Friday, February 13, 2009

Quoth the Peanut Gallery

This week in Liverpool, Simon Reynolds and Mark Fisher were going to be discussing, in propria persona, the lineage & evolution of British rave music. Not that I particularly cared (no offense intended), since I only dance when shot at, and to my ears bassline sounds like Paul Oakenfold eating a Twinkie wrapped in bacon, then farting through a Vocoder.
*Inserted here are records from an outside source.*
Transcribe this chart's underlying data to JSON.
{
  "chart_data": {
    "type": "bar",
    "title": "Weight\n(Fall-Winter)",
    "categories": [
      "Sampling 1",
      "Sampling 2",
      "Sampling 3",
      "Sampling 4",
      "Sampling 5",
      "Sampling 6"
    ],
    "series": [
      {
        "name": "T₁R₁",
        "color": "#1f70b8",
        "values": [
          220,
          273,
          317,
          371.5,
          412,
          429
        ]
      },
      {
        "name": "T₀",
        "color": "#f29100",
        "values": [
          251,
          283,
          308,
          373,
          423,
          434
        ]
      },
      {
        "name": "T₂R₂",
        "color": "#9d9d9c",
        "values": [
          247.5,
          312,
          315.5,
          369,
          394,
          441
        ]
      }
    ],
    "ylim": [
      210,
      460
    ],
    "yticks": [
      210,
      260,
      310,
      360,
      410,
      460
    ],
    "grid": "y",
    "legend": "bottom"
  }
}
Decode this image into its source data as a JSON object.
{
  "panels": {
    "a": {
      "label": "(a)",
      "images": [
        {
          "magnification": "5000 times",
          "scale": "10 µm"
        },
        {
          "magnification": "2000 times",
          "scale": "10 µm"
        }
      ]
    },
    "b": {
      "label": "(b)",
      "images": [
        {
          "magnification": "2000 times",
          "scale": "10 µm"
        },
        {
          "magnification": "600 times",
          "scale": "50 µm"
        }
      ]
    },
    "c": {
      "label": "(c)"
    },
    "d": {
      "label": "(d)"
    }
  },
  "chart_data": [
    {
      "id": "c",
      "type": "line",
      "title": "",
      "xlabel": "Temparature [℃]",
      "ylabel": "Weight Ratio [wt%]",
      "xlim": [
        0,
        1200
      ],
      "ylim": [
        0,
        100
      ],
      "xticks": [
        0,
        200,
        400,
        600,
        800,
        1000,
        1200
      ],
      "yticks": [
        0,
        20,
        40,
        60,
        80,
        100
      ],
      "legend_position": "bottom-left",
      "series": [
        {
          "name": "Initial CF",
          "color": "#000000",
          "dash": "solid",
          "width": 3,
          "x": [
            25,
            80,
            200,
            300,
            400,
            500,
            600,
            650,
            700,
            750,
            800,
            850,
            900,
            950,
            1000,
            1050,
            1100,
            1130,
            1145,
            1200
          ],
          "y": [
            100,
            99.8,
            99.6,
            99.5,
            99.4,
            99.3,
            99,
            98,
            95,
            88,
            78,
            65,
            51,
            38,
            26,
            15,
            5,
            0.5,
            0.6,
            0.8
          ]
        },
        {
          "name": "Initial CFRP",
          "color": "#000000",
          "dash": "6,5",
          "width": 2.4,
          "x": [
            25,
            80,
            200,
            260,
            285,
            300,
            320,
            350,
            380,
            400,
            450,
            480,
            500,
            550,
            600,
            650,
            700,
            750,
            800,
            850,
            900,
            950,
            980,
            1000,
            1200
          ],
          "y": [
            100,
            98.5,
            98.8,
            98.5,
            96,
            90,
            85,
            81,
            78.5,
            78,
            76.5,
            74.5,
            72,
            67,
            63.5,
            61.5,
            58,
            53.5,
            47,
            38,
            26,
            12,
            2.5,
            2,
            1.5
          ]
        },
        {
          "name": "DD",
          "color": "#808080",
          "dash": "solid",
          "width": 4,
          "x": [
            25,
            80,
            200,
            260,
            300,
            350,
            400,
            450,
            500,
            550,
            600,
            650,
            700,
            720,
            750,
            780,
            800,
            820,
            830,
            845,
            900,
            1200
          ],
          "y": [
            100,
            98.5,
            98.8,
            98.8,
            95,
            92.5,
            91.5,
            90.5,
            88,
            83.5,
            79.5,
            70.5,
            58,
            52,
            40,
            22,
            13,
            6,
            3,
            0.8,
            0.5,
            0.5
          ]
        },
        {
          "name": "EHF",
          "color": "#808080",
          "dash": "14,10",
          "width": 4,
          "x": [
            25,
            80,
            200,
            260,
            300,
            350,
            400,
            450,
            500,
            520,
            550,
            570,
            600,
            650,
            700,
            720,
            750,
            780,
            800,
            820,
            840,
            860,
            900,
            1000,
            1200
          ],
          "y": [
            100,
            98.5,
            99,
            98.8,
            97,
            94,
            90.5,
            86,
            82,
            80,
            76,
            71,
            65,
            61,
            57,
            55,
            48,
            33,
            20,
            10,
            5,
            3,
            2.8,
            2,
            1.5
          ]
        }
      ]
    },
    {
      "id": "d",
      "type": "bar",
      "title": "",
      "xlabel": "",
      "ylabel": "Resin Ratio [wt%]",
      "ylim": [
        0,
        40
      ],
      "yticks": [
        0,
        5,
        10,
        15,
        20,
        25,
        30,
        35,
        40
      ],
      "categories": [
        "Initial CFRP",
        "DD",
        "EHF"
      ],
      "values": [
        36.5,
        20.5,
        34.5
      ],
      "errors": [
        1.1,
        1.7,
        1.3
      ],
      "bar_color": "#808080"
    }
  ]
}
Zing! Juvenile derision & anomie are abound tonight! The point is this: sirs Reynolds contends that
These early sounds – bleep tunes from the North East, breakbeat house and ragga techno from London – were the first time that the UK came up with its own unique mutant versions of House and Techno (ironically by adding elements from dub reggae, dancehall, and hiphop that weren’t British in origin, but equally would never have been let into the mix back in Chicago and Detroit).
Fisher goes on to list of some perennial properties of this new (circa '90), innately British subgenre: "heavy synthetic bass, breakbeats, MC chat, film and videogame samples."

Hmmm... something "hardcore" that includes heavy synthetic bass, breakbeats, film samples - but couldn't possibly be rooted in Chicago house music? Okay, I'll see your chemically-crutched technicolour blipfest and raise you Al Jourgensen.



I know, I know, apples and oranges - or rather, ecstasy and heroin. Ah, but then, in such terms: which would narcotic omniathlete Gibby Haynes pick?



I rest my case. Foghat, motherfucker!